# Guppy populations self limiting



## Endler Guy (Aug 19, 2007)

I've often wondered why some people's guppies eat their own young while others don't. I've just come across this study. An interesting read.


----------



## mistergreen (Mar 3, 2007)

it makes sense.. You see over population drive animals to infanticide not just guppies. This could drive people too but it's much more complicated.


----------



## aquabillpers (Apr 13, 2006)

Overcrowded populations stress the inhabitants and that stress leads to sickness and death. In a natural environment, the excess population migrates to a less populated area if it can. Lemmings are a good example of that.

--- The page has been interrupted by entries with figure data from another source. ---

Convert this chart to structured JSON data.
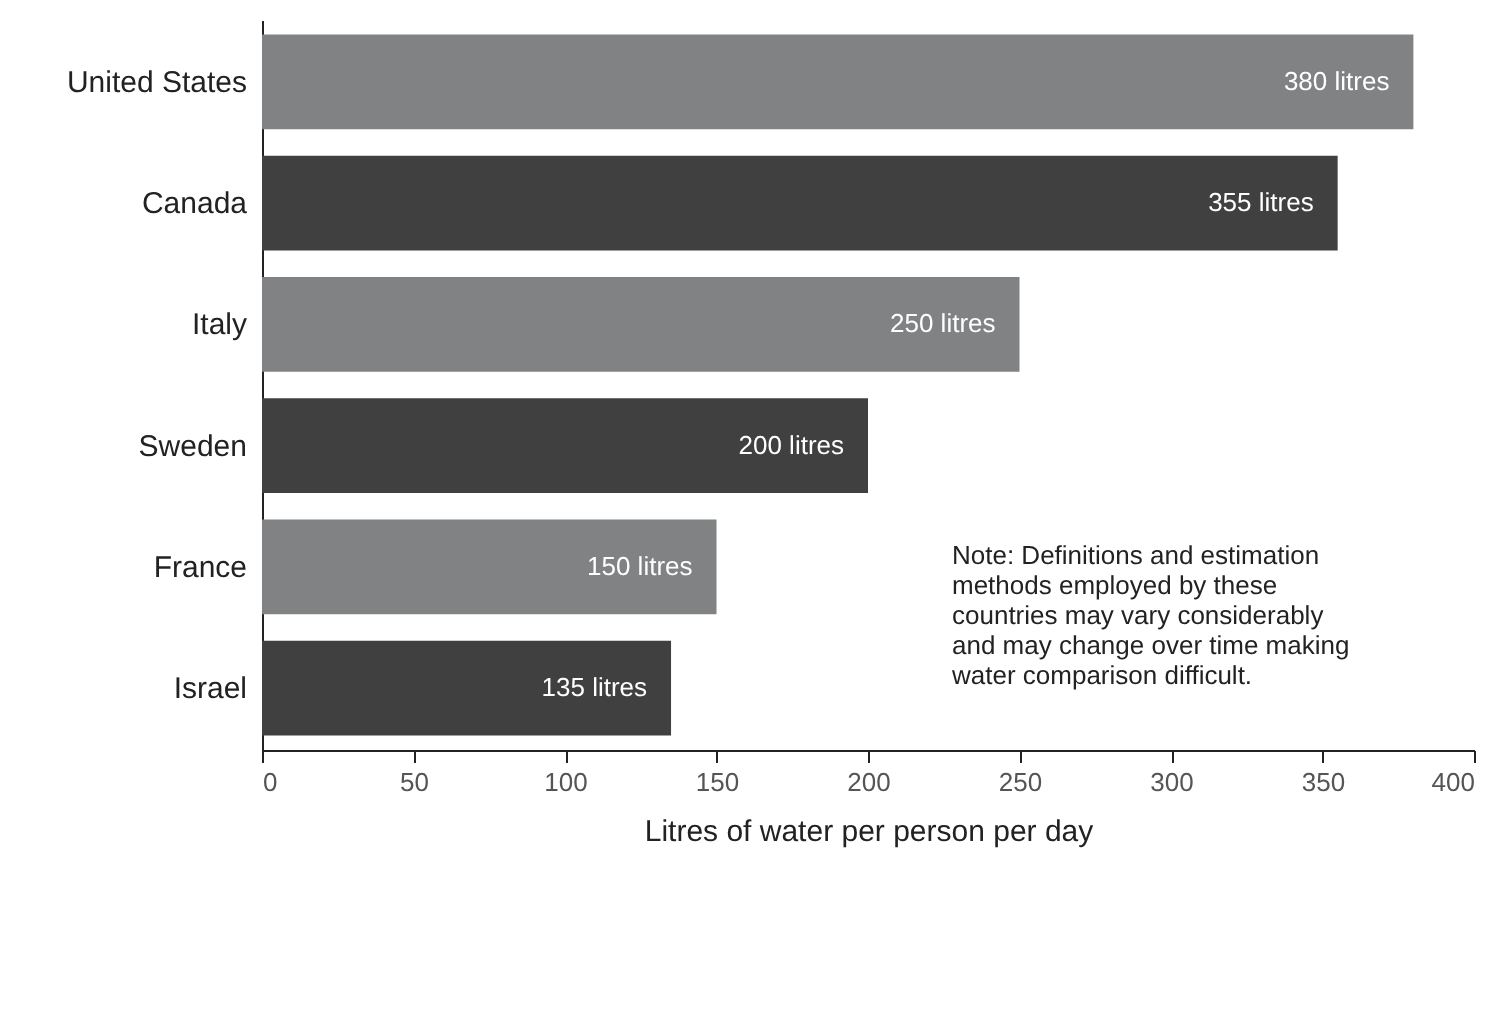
{
  "chart_data": {
    "type": "bar",
    "orientation": "horizontal",
    "xlabel": "Litres of water per person per day",
    "categories": [
      "United States",
      "Canada",
      "Italy",
      "Sweden",
      "France",
      "Israel"
    ],
    "values": [
      380,
      355,
      250,
      200,
      150,
      135
    ],
    "value_labels": [
      "380 litres",
      "355 litres",
      "250 litres",
      "200 litres",
      "150 litres",
      "135 litres"
    ],
    "colors": [
      "#808283",
      "#404040",
      "#808283",
      "#404040",
      "#808283",
      "#404040"
    ],
    "xlim": [
      0,
      400
    ],
    "xticks": [
      0,
      50,
      100,
      150,
      200,
      250,
      300,
      350,
      400
    ],
    "grid": false,
    "annotations": [
      "Note: Definitions and estimation methods employed by these countries may vary considerably and may change over time making water comparison difficult."
    ]
  }
}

I don't think that animals attempt to limit their numbers by infanticide. Guppies eat their young if they are not fed enough, whether they are crowded or not. Kribs, on the other hand, will attempt to raise a brood of 50 in a 10 gallon aquarium and defend the fry to the death, even though the aquarium is grossly overcrowded.

Bill


----------



## Endler Guy (Aug 19, 2007)

I suppose that's the difference between guppies and kribs. In the study, when minnows were added to the mix, the guppies ate fewer young. Also, water changes with water form aquariums containing other species, ramped up guppy production. They seem to be able to sense the competition. So, it's highly unlikely that water quality was controlling the population but that the guppies were. I wish I could read the rest of that article.


----------